Your imaginary boy making $50k in the present time would first pass through the 10 and 15 percent brackets before entering the 25 percent bracket at $32,550. He would pay 25 percent on his income over $32,550 plus $4,481.25 from the two lower brackets. Grand total, $8,843.75. (Makes the actual present-day tax plan far friendlier than the Will Carroll one!)
For an athlete earning eight figures, your example is much less wrong, as the 35 percent bracket kicks in for singles at ~$357k.
Sorry, but I just hate when illustrative examples get things so wrong.
"GIBSON: All right. You have, however, said you would favor an increase in the capital gains tax. As a matter of fact, you said on CNBC, and I quote, "I certainly would not go above what existed under Bill Clinton," which was 28 percent. It's now 15 percent. That's almost a doubling, if you went to 28 percent.

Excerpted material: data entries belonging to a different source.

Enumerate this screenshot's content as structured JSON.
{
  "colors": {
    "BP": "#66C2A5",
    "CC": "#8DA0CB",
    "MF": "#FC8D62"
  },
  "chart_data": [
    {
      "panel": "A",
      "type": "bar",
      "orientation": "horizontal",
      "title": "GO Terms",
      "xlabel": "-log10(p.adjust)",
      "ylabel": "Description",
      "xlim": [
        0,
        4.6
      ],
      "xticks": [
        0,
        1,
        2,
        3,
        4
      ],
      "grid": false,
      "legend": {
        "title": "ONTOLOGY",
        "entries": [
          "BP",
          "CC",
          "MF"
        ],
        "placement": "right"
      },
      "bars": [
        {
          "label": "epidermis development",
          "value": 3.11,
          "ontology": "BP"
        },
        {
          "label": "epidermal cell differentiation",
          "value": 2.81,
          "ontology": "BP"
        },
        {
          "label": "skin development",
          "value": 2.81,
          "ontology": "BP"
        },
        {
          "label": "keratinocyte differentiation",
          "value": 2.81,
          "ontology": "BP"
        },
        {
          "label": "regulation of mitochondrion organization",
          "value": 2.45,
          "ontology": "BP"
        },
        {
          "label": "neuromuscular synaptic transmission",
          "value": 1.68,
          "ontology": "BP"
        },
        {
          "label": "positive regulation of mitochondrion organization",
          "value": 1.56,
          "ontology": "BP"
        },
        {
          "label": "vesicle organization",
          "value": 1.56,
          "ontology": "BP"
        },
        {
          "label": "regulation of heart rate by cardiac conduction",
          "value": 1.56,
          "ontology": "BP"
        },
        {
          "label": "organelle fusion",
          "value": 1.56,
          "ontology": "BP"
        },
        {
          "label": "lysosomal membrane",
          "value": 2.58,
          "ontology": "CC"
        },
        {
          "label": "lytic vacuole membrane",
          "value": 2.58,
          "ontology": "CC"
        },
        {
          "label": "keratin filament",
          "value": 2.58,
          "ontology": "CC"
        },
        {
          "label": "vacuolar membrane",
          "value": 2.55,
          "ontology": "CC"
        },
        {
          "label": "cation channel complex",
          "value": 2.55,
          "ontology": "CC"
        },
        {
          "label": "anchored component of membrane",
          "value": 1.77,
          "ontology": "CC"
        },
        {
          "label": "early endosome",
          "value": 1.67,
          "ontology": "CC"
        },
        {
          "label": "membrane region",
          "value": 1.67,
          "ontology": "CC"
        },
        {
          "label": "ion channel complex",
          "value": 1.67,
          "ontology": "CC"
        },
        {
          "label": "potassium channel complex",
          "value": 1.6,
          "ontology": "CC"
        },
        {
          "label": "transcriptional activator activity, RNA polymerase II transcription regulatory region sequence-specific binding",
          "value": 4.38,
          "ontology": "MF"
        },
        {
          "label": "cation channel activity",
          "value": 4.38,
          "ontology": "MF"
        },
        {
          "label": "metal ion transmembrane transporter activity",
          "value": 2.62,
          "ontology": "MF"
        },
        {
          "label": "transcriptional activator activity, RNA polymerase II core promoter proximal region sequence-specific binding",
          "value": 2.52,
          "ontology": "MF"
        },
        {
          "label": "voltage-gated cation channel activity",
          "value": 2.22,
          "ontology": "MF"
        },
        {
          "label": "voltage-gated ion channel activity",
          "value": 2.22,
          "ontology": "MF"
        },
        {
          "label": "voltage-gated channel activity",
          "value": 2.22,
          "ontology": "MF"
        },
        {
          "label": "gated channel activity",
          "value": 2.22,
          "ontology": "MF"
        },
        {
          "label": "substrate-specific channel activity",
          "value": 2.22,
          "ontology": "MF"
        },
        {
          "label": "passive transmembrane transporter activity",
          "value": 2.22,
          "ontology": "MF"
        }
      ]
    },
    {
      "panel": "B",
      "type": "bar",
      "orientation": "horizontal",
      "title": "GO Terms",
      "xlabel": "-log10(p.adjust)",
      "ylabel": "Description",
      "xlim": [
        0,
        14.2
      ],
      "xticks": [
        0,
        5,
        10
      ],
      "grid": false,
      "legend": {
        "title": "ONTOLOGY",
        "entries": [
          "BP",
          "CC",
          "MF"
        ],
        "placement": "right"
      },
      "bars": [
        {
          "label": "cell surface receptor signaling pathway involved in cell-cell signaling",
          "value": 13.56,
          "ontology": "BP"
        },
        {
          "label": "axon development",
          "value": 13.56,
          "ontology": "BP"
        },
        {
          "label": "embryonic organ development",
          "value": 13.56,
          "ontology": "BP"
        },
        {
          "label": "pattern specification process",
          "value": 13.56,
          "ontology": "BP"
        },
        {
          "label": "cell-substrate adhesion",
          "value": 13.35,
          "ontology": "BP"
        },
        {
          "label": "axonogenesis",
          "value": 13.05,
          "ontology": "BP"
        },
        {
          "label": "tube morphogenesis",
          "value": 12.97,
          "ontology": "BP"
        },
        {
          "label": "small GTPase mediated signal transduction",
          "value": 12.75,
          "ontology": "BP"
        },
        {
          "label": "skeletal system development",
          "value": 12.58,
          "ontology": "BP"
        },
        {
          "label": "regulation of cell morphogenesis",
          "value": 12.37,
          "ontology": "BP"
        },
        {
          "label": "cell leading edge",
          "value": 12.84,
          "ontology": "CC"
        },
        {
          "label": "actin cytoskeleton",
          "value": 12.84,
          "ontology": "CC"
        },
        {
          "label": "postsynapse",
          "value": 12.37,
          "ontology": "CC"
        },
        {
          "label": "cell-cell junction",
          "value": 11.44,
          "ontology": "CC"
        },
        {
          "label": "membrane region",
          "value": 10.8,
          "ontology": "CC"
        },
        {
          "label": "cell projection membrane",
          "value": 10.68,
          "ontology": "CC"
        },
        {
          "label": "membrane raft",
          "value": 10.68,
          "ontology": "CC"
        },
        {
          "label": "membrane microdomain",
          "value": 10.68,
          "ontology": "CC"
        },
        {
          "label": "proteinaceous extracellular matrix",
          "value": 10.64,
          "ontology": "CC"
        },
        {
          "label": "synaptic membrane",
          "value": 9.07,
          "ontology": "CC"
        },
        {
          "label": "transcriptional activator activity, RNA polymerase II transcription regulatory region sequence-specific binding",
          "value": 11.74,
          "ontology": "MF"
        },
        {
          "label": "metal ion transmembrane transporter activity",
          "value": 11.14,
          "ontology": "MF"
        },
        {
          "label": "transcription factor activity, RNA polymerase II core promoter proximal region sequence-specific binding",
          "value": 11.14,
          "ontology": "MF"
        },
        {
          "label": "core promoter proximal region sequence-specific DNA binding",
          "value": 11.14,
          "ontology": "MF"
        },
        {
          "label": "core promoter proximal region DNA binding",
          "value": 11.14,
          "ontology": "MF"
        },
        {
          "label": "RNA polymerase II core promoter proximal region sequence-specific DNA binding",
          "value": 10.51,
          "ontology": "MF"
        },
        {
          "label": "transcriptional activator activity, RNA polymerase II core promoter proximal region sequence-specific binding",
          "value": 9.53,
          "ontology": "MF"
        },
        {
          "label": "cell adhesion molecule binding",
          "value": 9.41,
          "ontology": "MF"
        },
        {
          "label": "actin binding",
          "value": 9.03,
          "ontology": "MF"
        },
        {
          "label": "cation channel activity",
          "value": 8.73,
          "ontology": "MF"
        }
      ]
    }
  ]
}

But actually, Bill Clinton, in 1997, signed legislation that dropped the capital gains tax to 20 percent.
OBAMA: Right.
GIBSON: And George Bush has taken it down to 15 percent.
OBAMA: Right.
GIBSON: And in each instance, when the rate dropped, revenues from the tax increased; the government took in more money. And in the 1980s, when the tax was increased to 28 percent, the revenues went down.
So why raise it at all, especially given the fact that 100 million people in this country own stock and would be affected?
OBAMA: Well, Charlie, what I've said is that I would look at raising the capital gains tax for purposes of fairness."
Shorter version:
GIBSON: The Laffer Curve is real and lower taxes increase revenues. It's been proven in both Republican and Democrat administrations.
OBAMA: Don't confuse me with the facts. I've been sucking at the Marxist teat since undergrad. Didn't you read my two memoirs?
Quit the Marxist crap already, if Obama was a Marxist there would be dead bodies everywhere after last night. If he's a Marxist, your precious GOP is too.
It's also pretty clear that the revenue increase that occurred when Bush dropped the rate to 15% was not a result of a lower tax rate, but rather a result of an unsustainable housing bubble reflected in a DOW that cracked, what, 14000 points. If the tax rate is responsible for the increase in revenue, we should see a great year in revenues due to the capital gains tax in 2008, right?? The rate has stayed the same, so it shouldn't matter that we've lost 30+% of the value of the market.
Regardless, you showed more analysis in your post than Obama did that debate. Hats off to you, sir.
btw...twins v cards this summer in STL! see you at BuschII?